Le Tribunal de commerce de Bordeaux, dans un jugement contradictoire du 7 janvier 2026, a ouvert une procédure de liquidation judiciaire à l’encontre d’une société commerciale. La société débitrice, confrontée à un passif exigible de 407.671,83 euros pour un actif disponible nul, avait elle-même déclaré son état de cessation des paiements le 16 décembre 2025. Elle estimait sa situation trop compromise pour envisager un redressement, ce qui a conduit le tribunal à faire droit à sa demande. La question de droit centrale portait sur la réunion des conditions légales pour l’ouverture d’une liquidation judiciaire directe, sans phase de redressement. Le tribunal a répondu par l’affirmative, constatant l’impossibilité manifeste de redressement.

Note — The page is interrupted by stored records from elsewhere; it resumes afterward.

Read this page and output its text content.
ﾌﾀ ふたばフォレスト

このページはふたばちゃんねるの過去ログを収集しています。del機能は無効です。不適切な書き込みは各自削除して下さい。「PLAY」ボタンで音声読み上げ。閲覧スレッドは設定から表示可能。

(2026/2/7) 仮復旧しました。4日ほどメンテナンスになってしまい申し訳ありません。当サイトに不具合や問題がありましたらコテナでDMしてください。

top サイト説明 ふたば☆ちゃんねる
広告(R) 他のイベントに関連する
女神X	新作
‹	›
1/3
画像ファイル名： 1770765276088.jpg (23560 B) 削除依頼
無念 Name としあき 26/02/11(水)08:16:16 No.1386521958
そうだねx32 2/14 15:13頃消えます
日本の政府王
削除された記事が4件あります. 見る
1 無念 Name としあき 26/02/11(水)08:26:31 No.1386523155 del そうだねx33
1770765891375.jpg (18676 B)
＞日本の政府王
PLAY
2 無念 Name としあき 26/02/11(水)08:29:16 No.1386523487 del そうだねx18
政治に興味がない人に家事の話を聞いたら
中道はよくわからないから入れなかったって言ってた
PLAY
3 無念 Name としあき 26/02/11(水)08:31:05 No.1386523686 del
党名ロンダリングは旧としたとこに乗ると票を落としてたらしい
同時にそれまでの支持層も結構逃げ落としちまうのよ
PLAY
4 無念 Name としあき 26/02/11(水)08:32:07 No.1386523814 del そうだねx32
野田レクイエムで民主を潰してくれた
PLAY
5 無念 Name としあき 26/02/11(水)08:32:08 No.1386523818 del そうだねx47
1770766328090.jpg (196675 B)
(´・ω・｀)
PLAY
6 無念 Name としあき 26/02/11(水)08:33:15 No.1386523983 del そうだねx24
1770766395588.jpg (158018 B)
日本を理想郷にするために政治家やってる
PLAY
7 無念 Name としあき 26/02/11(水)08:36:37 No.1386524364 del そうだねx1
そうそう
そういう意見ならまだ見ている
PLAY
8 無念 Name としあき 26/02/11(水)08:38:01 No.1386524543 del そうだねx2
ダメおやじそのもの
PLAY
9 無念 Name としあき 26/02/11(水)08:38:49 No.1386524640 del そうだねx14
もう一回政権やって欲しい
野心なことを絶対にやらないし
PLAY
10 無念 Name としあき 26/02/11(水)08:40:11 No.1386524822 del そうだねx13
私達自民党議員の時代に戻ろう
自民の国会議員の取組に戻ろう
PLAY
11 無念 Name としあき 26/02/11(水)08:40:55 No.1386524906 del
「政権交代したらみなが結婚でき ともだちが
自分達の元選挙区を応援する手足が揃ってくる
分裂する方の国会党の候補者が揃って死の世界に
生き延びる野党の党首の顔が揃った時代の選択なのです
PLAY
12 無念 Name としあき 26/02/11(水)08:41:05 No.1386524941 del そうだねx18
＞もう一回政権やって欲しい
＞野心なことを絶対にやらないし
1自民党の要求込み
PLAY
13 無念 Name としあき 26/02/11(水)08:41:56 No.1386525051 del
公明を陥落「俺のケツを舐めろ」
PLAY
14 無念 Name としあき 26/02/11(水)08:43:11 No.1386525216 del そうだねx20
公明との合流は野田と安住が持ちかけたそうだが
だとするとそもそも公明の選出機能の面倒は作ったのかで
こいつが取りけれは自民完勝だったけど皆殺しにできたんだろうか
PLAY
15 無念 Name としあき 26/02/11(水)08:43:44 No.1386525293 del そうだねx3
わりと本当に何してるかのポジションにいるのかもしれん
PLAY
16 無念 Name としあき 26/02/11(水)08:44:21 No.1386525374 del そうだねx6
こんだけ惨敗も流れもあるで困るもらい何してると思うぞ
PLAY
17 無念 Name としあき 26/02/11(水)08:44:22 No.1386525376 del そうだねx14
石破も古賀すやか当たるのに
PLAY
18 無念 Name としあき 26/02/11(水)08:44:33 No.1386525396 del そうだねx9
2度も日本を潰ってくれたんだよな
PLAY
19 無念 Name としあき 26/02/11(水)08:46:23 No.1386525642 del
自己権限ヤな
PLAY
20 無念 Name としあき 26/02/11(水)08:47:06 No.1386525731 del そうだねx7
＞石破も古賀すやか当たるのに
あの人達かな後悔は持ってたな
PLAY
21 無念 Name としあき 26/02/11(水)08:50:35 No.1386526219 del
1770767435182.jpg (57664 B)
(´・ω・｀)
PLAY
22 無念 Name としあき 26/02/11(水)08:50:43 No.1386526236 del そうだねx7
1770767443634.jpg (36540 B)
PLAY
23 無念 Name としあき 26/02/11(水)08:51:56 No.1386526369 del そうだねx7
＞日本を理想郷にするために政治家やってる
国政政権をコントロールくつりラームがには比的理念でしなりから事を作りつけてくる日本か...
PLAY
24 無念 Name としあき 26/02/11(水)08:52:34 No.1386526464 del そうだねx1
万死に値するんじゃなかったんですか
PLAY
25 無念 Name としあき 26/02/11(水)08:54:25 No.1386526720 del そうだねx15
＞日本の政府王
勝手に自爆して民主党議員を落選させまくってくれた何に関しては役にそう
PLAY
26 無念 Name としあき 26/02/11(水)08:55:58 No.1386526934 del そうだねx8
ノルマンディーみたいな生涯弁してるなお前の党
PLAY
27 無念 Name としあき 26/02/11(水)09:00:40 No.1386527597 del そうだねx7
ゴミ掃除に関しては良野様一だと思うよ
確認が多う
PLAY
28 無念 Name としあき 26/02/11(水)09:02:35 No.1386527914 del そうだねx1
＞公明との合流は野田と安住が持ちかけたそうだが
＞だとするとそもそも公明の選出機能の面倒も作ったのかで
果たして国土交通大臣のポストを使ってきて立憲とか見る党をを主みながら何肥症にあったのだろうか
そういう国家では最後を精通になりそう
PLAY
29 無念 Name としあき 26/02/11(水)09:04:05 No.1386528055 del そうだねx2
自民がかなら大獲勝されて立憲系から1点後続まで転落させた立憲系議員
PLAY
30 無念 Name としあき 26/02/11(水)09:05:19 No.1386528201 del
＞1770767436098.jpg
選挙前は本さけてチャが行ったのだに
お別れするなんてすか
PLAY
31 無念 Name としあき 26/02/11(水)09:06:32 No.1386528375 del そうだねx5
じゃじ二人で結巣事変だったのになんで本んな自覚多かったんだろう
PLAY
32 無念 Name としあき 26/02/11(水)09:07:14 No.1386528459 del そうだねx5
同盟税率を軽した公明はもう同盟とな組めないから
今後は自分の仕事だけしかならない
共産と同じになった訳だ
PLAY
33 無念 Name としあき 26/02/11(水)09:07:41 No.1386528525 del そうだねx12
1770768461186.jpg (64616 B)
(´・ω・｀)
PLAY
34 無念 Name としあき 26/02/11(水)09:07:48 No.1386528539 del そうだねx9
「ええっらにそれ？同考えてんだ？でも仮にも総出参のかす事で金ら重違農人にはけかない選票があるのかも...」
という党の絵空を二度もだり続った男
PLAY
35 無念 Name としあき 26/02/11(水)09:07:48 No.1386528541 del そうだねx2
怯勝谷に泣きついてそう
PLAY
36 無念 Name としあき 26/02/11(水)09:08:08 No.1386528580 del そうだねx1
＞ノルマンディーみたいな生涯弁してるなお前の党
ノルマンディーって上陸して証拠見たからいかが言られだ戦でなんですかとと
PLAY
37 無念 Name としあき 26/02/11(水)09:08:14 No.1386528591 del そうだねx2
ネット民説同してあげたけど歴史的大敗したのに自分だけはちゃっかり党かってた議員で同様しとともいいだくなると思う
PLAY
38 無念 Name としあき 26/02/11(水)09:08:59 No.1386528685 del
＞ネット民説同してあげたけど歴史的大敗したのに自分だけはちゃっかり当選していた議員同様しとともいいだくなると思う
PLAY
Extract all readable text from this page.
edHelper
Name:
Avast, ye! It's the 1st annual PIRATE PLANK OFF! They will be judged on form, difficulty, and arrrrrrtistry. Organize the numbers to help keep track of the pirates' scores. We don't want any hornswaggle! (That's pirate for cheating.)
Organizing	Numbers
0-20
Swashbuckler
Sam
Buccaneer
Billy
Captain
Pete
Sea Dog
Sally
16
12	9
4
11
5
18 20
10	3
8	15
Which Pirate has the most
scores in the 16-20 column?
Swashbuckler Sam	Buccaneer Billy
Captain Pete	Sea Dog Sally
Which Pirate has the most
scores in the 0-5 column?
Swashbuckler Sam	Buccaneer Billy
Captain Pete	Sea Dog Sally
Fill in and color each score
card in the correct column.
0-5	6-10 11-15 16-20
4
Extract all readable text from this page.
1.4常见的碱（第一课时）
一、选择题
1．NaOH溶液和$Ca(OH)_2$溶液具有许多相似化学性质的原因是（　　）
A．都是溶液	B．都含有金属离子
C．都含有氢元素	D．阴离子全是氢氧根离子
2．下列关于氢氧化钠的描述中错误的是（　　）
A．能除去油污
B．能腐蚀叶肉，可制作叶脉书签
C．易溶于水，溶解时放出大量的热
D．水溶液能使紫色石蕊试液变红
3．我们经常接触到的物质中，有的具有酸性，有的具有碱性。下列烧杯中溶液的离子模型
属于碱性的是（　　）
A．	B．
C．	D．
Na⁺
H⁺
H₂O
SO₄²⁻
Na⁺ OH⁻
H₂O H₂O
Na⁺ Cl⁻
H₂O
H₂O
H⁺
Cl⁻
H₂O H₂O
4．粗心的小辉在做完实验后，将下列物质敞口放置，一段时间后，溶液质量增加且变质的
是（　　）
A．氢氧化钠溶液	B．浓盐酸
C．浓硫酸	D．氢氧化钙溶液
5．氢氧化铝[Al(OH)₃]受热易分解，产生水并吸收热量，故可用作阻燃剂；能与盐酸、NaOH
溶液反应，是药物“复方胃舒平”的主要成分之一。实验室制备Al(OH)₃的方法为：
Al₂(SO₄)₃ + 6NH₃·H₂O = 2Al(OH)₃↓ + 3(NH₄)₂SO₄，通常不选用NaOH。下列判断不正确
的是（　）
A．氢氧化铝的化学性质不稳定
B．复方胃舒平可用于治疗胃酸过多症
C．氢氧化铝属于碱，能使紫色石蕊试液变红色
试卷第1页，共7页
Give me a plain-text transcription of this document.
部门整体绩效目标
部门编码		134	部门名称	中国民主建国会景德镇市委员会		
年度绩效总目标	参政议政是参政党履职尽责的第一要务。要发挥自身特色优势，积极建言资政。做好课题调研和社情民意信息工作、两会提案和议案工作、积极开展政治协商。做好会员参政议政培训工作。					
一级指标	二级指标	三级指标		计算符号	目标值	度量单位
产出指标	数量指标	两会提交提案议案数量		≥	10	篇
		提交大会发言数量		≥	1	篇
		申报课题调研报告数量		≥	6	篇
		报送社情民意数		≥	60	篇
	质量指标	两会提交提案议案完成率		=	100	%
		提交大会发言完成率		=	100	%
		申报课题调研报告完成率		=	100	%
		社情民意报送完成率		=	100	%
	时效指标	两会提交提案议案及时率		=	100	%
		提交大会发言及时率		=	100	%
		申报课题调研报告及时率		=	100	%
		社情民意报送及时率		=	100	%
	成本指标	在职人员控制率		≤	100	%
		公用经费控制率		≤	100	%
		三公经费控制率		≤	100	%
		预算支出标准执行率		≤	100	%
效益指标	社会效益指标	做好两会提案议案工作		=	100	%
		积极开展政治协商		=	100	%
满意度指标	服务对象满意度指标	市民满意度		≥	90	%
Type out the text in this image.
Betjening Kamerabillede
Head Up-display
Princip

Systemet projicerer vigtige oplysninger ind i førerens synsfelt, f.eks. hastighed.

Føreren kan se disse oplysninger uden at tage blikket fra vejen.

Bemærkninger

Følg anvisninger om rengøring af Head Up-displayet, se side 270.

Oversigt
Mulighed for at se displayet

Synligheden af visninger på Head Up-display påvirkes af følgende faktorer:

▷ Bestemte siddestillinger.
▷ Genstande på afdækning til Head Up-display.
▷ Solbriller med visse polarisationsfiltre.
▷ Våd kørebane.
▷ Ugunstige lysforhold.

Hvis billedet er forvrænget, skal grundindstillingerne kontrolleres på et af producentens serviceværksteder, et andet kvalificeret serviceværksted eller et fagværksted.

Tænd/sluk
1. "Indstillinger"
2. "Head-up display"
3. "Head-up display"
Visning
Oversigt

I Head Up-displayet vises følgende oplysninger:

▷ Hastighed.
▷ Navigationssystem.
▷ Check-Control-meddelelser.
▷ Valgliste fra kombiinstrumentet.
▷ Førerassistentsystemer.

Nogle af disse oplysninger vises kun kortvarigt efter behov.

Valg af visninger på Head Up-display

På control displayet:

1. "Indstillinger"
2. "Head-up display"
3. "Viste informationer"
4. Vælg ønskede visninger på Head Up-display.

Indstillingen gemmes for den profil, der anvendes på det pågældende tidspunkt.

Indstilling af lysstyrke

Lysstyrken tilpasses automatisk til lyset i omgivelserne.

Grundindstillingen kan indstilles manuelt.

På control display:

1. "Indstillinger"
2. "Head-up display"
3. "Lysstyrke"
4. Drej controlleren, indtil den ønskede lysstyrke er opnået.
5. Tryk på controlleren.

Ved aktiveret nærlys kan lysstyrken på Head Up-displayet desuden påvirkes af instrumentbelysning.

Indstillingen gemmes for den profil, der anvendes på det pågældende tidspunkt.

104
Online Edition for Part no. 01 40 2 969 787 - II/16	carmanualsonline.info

I. La caractérisation de l’état de cessation des paiements et l’absence de perspective de redressement.
Le tribunal constate que la société est dans l’impossibilité de faire face à son passif exigible avec son actif disponible. Cette situation est établie par les pièces du dossier et les déclarations du dirigeant.
La cessation des paiements est caractérisée par l’écart flagrant entre un actif disponible nul et un passif exigible de 407.671,83 euros. Le tribunal relève que le chiffre d’affaires de 1.673.573,00 euros et les bénéfices de 53.034,00 euros au 30 septembre 2024 ne suffisent plus à couvrir les dettes. La date de cette cessation est fixée au 24 novembre 2025, date d’une saisie conservatoire, conformément à l’article L 631-8 du code de commerce. Cette fixation précise permet de déterminer la période suspecte.
L’impossibilité manifeste de parvenir à un redressement est déduite de la propre déclaration du débiteur et de sa situation de fait. Le tribunal énonce que « la situation de fait corroborée par les propres déclarations du dirigeant est probante de l’impossibilité manifeste de parvenir à un redressement » (Motivation, alinéa 2). Cette appréciation souveraine du juge du fond écarte toute perspective de plan. La valeur de ce constat est d’ouvrir la voie à la liquidation judiciaire sans passer par une procédure de redressement.
II. Les mesures d’ouverture de la liquidation judiciaire et l’organisation de la procédure.
Le tribunal prononce la liquidation judiciaire sur le fondement des articles L 640-1 et suivants du code de commerce. Il désigne les organes de la procédure et fixe les délais pour les opérations.
Le tribunal écarte explicitement la procédure simplifiée, vérifiant que les conditions des articles L 641-2 et D 641-10 ne sont pas réunies. Il nomme un juge-commissaire, un liquidateur judiciaire et un commissaire de justice pour l’inventaire. Cette désignation complète assure le déroulement régulier de la procédure collective.
Le délai de deux ans est fixé pour l’examen de la clôture de la liquidation, conformément à l’article L 643-9 du code de commerce. Les créanciers disposent de deux mois pour déclarer leurs créances, et le liquidateur de douze mois pour établir la liste. Ces délais encadrent strictement les opérations, garantissant la célérité et la sécurité juridique. La portée de ce jugement est de placer la société sous le régime de la liquidation judiciaire, avec toutes ses conséquences légales.